This tangle of yellow foam is all I have left to show for my first cut and mounted letter. Any other person would have chosen a simple letter, but no - I have to pick one with skinny legs and 15 cutouts.
I printed my letter in reverse, cut away the excess paper and taped the image to the foam side of a single thickness of craft foam. Cutting out the actual letter with a relatively new Exacto blade was pretty easy. Cutting out 15 little sections took forever and the results were clearly the work of a novice.

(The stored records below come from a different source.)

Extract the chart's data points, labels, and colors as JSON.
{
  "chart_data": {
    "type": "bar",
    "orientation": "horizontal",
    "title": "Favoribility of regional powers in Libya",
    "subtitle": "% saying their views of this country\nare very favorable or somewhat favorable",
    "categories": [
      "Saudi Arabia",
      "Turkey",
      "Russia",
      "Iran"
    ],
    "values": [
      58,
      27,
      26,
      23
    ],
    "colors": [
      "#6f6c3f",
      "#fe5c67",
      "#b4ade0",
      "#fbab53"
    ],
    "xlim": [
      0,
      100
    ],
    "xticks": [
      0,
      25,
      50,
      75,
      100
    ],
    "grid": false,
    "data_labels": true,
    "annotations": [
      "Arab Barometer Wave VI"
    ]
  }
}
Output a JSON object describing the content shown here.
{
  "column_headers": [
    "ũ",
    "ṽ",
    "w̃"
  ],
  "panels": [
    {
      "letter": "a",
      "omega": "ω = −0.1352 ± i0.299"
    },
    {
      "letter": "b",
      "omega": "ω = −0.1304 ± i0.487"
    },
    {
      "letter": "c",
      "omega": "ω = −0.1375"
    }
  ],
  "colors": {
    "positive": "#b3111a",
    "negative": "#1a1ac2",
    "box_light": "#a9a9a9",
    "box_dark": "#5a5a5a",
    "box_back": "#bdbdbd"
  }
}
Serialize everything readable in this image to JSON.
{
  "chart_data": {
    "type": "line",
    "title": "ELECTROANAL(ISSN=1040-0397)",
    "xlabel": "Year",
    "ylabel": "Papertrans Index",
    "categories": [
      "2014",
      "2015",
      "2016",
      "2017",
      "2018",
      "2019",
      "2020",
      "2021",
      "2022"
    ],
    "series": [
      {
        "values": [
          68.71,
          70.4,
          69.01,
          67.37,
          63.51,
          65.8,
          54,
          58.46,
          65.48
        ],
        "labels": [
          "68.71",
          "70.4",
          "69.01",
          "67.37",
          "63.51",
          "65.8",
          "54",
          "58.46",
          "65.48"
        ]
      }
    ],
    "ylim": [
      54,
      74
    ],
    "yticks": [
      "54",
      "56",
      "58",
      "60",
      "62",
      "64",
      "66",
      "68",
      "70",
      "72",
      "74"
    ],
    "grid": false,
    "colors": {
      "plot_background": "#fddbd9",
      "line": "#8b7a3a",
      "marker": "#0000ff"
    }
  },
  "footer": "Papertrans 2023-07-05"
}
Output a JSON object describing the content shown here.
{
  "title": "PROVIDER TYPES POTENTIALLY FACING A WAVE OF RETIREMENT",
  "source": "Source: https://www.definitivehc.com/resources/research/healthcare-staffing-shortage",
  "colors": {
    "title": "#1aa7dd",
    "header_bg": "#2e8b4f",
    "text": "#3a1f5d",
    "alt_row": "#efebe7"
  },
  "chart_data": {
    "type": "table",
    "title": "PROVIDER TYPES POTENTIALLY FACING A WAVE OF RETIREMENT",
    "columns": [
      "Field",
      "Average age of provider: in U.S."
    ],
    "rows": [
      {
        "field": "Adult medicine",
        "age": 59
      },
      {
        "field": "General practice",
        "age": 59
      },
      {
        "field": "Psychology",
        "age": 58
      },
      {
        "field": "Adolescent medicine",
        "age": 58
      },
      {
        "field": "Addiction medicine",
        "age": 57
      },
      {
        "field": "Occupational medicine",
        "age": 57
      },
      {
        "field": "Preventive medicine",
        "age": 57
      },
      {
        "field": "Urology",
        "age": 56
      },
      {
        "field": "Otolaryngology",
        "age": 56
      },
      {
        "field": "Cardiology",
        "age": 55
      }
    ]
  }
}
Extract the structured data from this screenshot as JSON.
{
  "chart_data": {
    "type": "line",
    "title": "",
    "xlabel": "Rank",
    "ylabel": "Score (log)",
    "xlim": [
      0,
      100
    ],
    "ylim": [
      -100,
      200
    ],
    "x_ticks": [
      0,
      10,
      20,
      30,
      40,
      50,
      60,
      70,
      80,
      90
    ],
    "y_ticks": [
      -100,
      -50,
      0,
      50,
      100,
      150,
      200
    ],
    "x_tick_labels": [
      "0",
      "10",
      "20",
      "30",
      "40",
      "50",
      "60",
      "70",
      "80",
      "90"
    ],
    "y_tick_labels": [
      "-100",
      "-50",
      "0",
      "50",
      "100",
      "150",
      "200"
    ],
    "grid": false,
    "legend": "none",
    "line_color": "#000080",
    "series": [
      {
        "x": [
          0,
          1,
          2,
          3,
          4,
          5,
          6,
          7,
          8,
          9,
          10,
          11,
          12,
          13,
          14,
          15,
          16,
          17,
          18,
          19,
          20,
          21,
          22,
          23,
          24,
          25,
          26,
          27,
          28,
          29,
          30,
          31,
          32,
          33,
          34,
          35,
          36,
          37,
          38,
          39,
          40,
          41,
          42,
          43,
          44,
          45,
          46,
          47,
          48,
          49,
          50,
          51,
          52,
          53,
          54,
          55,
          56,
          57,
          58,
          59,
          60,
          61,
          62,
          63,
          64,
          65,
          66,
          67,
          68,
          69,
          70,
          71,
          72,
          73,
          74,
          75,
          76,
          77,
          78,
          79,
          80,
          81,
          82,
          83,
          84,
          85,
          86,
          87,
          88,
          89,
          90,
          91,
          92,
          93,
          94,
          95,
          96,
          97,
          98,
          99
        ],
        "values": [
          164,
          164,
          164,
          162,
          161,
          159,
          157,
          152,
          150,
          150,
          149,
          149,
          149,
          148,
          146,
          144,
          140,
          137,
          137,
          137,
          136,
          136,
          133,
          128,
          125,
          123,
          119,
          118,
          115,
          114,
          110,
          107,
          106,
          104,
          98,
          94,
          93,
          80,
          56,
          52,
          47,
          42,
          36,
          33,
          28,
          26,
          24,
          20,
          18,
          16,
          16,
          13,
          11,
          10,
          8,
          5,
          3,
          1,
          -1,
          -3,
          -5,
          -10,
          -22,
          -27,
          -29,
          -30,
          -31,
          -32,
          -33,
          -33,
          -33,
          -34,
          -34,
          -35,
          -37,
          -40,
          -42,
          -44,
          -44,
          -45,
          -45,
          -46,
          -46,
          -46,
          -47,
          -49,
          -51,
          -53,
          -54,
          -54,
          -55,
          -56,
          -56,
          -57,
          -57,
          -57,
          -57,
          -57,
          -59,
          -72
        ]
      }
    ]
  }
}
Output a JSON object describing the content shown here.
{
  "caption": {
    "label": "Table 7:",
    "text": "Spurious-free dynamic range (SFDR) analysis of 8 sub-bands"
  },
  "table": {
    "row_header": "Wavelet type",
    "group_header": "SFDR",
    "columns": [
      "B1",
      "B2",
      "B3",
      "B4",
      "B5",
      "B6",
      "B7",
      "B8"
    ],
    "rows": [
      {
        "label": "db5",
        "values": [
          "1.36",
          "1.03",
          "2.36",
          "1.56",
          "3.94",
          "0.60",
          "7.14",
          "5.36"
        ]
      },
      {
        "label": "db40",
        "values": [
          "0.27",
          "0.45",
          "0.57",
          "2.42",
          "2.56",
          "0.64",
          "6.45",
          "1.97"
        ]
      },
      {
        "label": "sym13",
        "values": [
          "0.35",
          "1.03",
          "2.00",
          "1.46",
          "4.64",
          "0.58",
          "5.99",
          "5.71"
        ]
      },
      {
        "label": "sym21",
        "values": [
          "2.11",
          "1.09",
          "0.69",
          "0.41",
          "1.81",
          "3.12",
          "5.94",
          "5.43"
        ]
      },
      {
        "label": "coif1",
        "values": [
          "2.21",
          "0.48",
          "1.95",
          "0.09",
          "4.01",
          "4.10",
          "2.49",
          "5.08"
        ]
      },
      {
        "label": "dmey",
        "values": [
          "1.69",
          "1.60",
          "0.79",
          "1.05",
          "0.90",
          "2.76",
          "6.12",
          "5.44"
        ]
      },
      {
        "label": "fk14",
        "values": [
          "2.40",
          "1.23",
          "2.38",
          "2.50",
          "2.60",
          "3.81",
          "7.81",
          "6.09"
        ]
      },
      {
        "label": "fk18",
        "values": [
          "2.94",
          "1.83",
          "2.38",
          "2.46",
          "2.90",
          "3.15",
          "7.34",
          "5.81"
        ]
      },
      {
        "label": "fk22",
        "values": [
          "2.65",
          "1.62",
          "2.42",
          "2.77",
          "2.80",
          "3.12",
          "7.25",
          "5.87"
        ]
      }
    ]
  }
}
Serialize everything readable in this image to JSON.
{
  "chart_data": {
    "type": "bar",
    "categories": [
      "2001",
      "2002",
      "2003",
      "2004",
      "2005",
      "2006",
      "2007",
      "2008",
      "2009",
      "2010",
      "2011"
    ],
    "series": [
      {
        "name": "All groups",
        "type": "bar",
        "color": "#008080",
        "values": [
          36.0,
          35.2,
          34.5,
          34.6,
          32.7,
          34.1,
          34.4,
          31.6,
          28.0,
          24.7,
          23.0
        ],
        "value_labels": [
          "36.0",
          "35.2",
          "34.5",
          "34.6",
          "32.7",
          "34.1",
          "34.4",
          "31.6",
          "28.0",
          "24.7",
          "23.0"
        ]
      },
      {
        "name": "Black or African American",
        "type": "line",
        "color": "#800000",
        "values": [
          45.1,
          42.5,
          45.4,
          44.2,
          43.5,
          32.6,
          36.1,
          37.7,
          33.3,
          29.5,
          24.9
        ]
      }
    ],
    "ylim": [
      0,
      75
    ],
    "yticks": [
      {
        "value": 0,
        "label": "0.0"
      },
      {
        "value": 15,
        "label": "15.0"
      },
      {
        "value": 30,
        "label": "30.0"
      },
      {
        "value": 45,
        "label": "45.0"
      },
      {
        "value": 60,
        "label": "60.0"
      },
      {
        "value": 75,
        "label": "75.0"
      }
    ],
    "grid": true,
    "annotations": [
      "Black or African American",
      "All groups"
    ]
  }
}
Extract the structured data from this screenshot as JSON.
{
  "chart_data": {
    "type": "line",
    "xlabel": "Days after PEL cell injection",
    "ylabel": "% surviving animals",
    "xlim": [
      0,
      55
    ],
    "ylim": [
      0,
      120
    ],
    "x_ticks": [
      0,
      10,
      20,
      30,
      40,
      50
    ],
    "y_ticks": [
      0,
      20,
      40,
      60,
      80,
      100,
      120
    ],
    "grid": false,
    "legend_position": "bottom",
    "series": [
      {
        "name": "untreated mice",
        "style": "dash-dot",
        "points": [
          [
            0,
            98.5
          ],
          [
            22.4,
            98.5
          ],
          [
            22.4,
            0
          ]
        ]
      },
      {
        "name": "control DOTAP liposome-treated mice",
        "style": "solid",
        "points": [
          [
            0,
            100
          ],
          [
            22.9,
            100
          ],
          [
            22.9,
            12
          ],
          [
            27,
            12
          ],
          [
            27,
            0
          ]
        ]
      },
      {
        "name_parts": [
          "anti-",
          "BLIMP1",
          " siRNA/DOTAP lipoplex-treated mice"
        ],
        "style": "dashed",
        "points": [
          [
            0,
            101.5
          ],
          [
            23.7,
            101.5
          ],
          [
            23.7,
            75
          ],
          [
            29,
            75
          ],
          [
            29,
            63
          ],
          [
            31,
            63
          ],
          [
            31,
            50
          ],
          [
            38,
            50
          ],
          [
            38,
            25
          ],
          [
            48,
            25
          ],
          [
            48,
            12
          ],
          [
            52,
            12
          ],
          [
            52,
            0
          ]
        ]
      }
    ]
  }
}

The next step was to mount this floppy, sticky contraption onto Plexiglas. Fail. The industrial strength adhesive on the back of this batch of foam made handing, placing & repositioning out of the question. Any attempt caused stretching and tearing. I gave up, pulled as much foam as I could off of the Plexi, rolled it up in a ball and considered plan B.
The next challenge was to cut these shapes and not ruin this gorgeous new stamp. I tried heat carving some scrap using two different tips. Both left a ragged edge and created a dubious trail of melt-smoke. I did figure out removing only one layer of foam would result in a recess deep enough to keep from filling with ink when rolled.

In our process, every imperfection in a stamp becomes part of the image. I may find that thick and opaque textile inks make this not matter, but I'd rather just learn how to cut a clean stamp.
Plan C: A simple font. Right facing image attached to the paper backing with a glue stick. Two layers of craft foam. One sharp Exacto blade. TTYL.